The importance of fresh air and sunshine for good health

Most people today spend their working lives in an air conditioned building, under artificial light and probably sitting a desk staring at a computer screen most of the time.

Do you think this is good for our health? You don’t need an expert to tell you the answer! It’s not. In fact, it might be even worse than we think.

The coronavirus has made us aware of the importance of having a strong immune system. There’s good evidence that one of the key factors in a strong immune system is Vitamin D.

There’s a growing amount of research showing just how crucial Vitamin D is in maintaining good health. A lack of vitamin D not only makes us more susceptible to viruses but also to all kinds of other diseases, including cancer.

So, how do you get enough Vitamin D?

Well, the best way is to spend time outside in the sunshine. Our bodies can make an abundant amount of Vitamin D naturally by the action of sunlight on the skin.

The problem is, hardly anybody today spends enough time in the sun. And when we do, we’ve been warned so much about the dangers of skin cancer, that we plaster ourselves with sunscreen to keeps the sun’s rays out.

(Locking everybody up in their homes for weeks on end, and limiting time spent outside due to fears about spreading the virus, is not the smartest idea when it comes to strengthening people’s immunity. But health experts are more focused on vaccines – and other more profitable ways of controlling the virus – rather than helping people to build strong immune systems. There’s no money for big pharma in having a population with strong immune systems.)

One of my favourite old books about health is Dr Thomas John Graham’s “Sure Methods of Improving Health and Prolonging Life” published in 1812. He recommends spending at least two hours outside in the fresh air and sunshine every day.

They didn’t know about Vitamin D (or any vitamins) in Dr Graham’s day. But they did know the importance of fresh air and sunshine. Even in England, where Dr Graham lived, where there is not much sunshine in winter, you can get enough Vitamin D just from being outside for two hours a day. On a cloudy day, you obviously get less ultra-violet rays from the sun, but you do still get some.

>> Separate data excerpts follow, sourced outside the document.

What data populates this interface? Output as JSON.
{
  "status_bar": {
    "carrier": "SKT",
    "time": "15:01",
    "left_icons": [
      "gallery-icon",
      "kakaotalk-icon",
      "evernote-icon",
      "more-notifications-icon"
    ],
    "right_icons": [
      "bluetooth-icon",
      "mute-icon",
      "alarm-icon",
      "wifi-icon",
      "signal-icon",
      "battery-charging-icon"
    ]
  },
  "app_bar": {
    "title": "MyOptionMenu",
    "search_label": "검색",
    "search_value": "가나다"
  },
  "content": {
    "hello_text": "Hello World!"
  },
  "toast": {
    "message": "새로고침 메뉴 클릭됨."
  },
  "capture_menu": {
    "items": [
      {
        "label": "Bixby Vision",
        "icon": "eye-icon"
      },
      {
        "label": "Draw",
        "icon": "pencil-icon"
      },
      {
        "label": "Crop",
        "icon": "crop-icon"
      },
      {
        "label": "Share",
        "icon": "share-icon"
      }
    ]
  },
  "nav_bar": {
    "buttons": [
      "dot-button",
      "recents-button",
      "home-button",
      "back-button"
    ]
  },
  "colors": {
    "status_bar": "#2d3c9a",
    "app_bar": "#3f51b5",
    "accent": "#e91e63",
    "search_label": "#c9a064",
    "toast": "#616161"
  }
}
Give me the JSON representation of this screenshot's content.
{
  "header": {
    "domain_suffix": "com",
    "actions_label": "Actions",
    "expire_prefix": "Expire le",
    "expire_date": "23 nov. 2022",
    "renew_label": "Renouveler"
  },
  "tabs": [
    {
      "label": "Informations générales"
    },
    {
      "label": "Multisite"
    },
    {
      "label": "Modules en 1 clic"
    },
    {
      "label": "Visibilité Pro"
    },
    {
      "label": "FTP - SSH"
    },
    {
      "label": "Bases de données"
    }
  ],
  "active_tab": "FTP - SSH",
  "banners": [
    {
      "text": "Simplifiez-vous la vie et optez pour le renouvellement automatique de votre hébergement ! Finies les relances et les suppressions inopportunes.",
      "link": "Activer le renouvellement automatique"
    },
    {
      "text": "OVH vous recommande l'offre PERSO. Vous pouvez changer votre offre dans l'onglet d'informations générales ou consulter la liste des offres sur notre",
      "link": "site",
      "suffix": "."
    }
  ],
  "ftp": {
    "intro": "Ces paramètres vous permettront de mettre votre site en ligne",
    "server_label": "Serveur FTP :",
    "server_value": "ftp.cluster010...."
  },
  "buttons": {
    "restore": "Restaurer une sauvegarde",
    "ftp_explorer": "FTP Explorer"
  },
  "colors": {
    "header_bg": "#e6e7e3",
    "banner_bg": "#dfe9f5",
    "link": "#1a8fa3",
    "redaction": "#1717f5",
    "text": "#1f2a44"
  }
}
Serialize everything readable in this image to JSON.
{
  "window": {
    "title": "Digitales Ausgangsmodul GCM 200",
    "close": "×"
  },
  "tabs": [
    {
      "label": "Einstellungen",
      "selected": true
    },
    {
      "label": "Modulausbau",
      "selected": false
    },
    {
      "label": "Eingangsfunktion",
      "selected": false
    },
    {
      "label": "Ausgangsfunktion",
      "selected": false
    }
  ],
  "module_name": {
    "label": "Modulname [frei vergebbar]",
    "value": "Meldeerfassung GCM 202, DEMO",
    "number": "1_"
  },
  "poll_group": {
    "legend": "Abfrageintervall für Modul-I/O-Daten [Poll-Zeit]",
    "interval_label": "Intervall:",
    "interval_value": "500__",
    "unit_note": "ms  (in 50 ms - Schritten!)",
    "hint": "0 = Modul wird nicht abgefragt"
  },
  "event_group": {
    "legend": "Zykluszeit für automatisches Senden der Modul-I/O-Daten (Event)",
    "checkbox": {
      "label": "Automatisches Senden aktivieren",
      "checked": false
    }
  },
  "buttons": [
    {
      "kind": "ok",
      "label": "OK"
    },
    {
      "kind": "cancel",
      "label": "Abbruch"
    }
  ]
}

Until the Industrial Revolution, most people worked outside. That was just how life was. Then came factories and offices. People were forced to work long hours inside, and their health suffered. Now, we’ve moved to the online revolution, where people work in front of computers.

I don’t even want to get into the possible dangers of radiation from wireless technology. With 5G wireless now being rapidly introduced, that’s a subject for another time.

Getting outside in the fresh air and sunshine is never a fad!

You simply can’t go wrong by doing this. There’s so much we don’t understand about the human body but we do know that we are designed to move around outside – not be cooped up all day indoors.

This is one reason why I don’t like exercising in gyms. You are inside in stale air under artificial light. I prefer to walk for an hour outside the fresh air, preferably in a park or other natural surroundings.

Getting back to Vitamin D. While sunshine is the best way to get it (and the only way if you are vegan) you can also get Vitamin D from foods. In areas such as northern Europe, where they have long dark winters, people eat a lot of oily fish such as herrings, sardines, mackerel and salmon.

These oily fish are one of the best food sources of Vitamin D. I eat sardines for lunch several times a week, for this reason.

Another good source of Vitamin D is egg yolks. Many people have reduced the amount of eggs they eat, due to fears about cholesterol. (This another subject for a future email.) In fact, eggs are an absolute powerhouse of nutrition. They are almost the perfect food (along with fresh, raw, unpasteurized milk).

If you were to eat two eggs and a can of sardines or other oily fish every day, you could get enough Vitamin D from foods. You couldn’t go wrong doing this, even if you get out in the sun on a regular basis.

Another great source of Vitamin D is cod liver oil. I have mixed feelings about this. The experts who recommend it are usually selling cod liver oil from their websites. So I tend to tune out when I read advice from anybody selling anything. This might seem a bit extreme, but it’s difficult to be objective when you have a financial incentive to promote something.

As a child, my mother often gave us a teaspoon of cod liver oil every morning in winter. We were healthy enough, so it might have been effective.

As a last resort, you can take Vitamin D supplements. I’m a sceptic when it comes to taking synthetic vitamins, but if you do decide to take it, look for Vitamin D3 made from lanolin from sheep’s wool. This appears to be the most natural and beneficial form.

Just get outside more!

But above all, the best and simplest way to get your Vitamin D is just by spending time outside in the fresh air and sunshine. Do whatever it takes, within the limitations of your work responsibilities and lifestyle, to get outside in the sun.

You can build up a store of Vitamin D during the summer, which can last during the less sunny days of the winter.

Just 15 – 20 minutes a day in the sun is enough during summer. You don’t need to overdo it. In winter, you need longer. But even in winter, if you walk outside for 1 – 2 hours a day, you will at least get some exposure to UV light. And if you eat oily fish and eggs regularly, you should be well on your way to getting enough Vitamin D.